Mistress Blunt Edge Play Natasha Gornik

Mistress Blunt agreed that edge play’s most important qualities are “having intuition, attunement, and communication,” and that it’s incredibly important to know yourself, including what your edges are and your role as a top or a bottom. That includes dominants, too. While most kink advice revolves around the submissive’s safety, doms also have their own edge along with boundaries, feelings, desires, and a need for aftercare after certain scenes.

“Know if you want to explore those edges, if pushing feels good, cathartic, and empowering,” she said. “Some questions I ask folks I play with is if they feel comfortable saying no and stopping or redirecting a scene. Most people say yes, but I use how they say yes as my gauge. I also ask most play partners that if one of us fucks up, if they feel comfortable talking about it after. I don’t think assuming best intentions is always safe, but I try not to play with people who I don’t have that understanding with.”
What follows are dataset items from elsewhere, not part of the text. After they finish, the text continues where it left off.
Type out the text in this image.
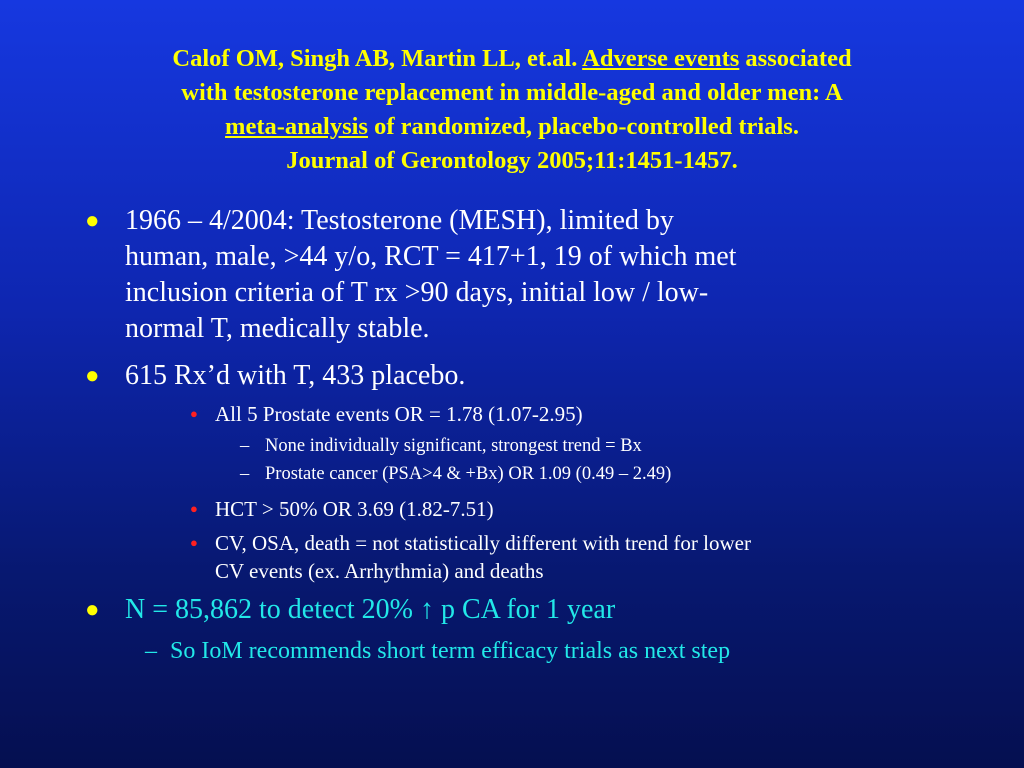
Calof OM, Singh AB, Martin LL, et.al. Adverse events associated
with testosterone replacement in middle-aged and older men: A
meta-analysis of randomized, placebo-controlled trials.
Journal of Gerontology 2005;11:1451-1457.
● 1966 – 4/2004: Testosterone (MESH), limited by
human, male, >44 y/o, RCT = 417+1, 19 of which met
inclusion criteria of T rx >90 days, initial low / low-
normal T, medically stable.
● 615 Rx’d with T, 433 placebo.
● All 5 Prostate events OR = 1.78 (1.07-2.95)
– None individually significant, strongest trend = Bx
– Prostate cancer (PSA>4 & +Bx) OR 1.09 (0.49 – 2.49)
● HCT > 50% OR 3.69 (1.82-7.51)
● CV, OSA, death = not statistically different with trend for lower
CV events (ex. Arrhythmia) and deaths
● N = 85,862 to detect 20% ↑ p CA for 1 year
– So IoM recommends short term efficacy trials as next step
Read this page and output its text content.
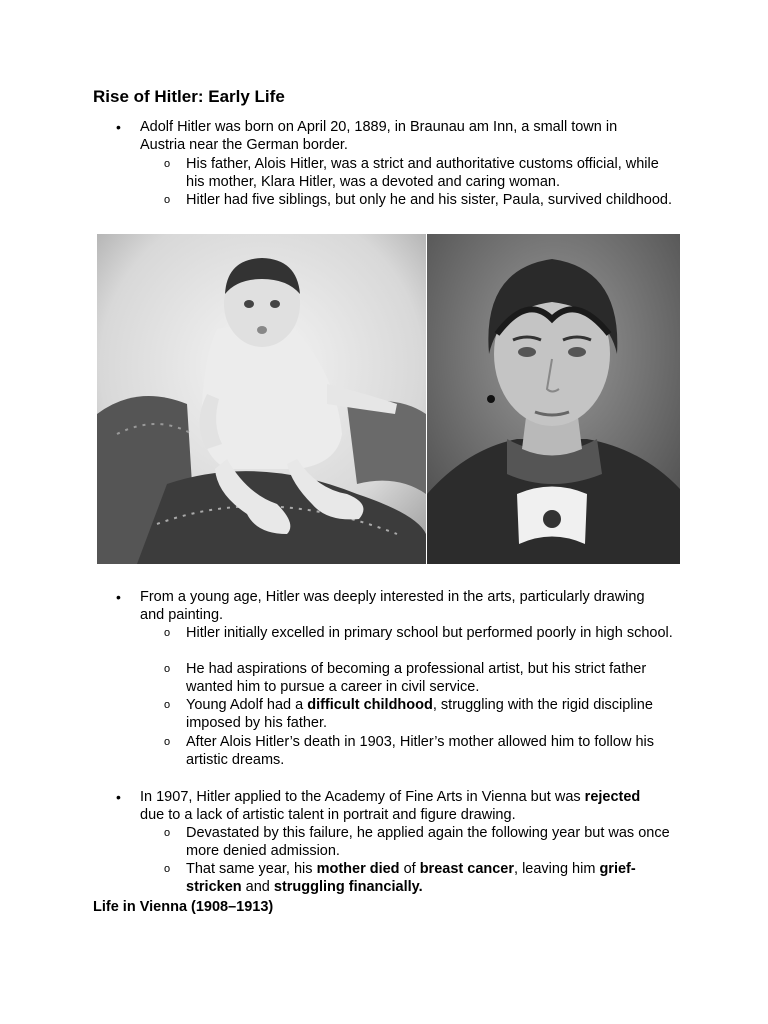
Rise of Hitler: Early Life
• Adolf Hitler was born on April 20, 1889, in Braunau am Inn, a small town in Austria near the German border.
o His father, Alois Hitler, was a strict and authoritative customs official, while his mother, Klara Hitler, was a devoted and caring woman.
o Hitler had five siblings, but only he and his sister, Paula, survived childhood.
• From a young age, Hitler was deeply interested in the arts, particularly drawing and painting.
o Hitler initially excelled in primary school but performed poorly in high school.
o He had aspirations of becoming a professional artist, but his strict father wanted him to pursue a career in civil service.
o Young Adolf had a difficult childhood, struggling with the rigid discipline imposed by his father.
o After Alois Hitler’s death in 1903, Hitler’s mother allowed him to follow his artistic dreams.
• In 1907, Hitler applied to the Academy of Fine Arts in Vienna but was rejected due to a lack of artistic talent in portrait and figure drawing.
o Devastated by this failure, he applied again the following year but was once more denied admission.
o That same year, his mother died of breast cancer, leaving him grief-stricken and struggling financially.
Life in Vienna (1908–1913)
Technical skills, such as proper rope tying procedures or knife play techniques, are still important, and their necessity during particularly high-risk scenarios cannot be overstated. “Most people don’t exercise those skills as often as they could. These skills are cultivated over time,” Mistress Blunt explained. “These skills are built within individual relationships and don’t necessarily translate to every relationship.”

As for newcomers interested in edge play, Domina Elle has strong words of advice: “Take it slowly and take it seriously.”

“There is no need to rush,” she told the Daily Dot. “It is super reasonable to be nervous having your edges pushed, or even playing with another person’s limits. It can be just as rewarding as it can be devastating. Give it the respect it deserves. Listen to your gut instincts.”

So go ahead and explore your edge. Just make sure you and your partner(s) are on the same page, and be honest with yourself if you’re not ready. Your edge can wait for you.